Zinc aluminate nanotubes fabrication based on heating-induced volatilization and Kirkendall effect in nanopores of anodic aluminum oxide template

Abstract

The fabrication of zinc aluminate nanotubes attracted considerable attention due to their potential application as catalysts, catalyst supports, and electronics. In this paper, it is presented the influence of heating temperature and time on the Kirkendall effect-related evolution of Zn nanowires embedded in nanopores of anodic aluminum oxide (AAO) template. With increasing of the reaction temperature and heating time, zinc aluminate nanotubes can be gradually achieved from Zn nanowires embedded in AAO template under the air environment. In particular, ZnO was formed in the pores of AAO template by the volatilization and oxidation of Zn nanowires.
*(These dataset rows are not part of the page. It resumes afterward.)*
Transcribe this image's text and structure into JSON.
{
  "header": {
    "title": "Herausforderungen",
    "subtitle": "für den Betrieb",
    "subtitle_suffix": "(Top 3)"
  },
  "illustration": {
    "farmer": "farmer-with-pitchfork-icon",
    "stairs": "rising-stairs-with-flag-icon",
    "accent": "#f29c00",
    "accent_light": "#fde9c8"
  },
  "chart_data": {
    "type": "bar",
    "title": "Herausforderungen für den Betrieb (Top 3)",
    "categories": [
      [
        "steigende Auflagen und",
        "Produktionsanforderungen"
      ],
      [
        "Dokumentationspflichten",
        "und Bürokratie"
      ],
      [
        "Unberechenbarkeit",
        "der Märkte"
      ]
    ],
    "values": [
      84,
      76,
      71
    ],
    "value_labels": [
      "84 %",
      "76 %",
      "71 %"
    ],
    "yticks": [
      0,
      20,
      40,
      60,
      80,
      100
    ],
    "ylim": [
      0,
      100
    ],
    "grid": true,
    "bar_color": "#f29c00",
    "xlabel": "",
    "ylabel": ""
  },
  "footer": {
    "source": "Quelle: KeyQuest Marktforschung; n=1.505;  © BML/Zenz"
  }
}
And then through the solid-solid interfacial reaction of ZnO and AAO template, the nanostructures were transformed to zinc aluminate nanotubes conserving the shape of the corresponding ZnO nanostructures, which was induced by the nanoscale Kirkendall effect. Combined with the volatilization and oxidation time of Zn nanowires, the wall thickness of the formed nanotubes can be further precisely controlled. Our finding provides a simple and efficient pathway to fabricate the complex hollow zinc aluminate nanostructures, which are expected to have potential applications in catalytic related fields.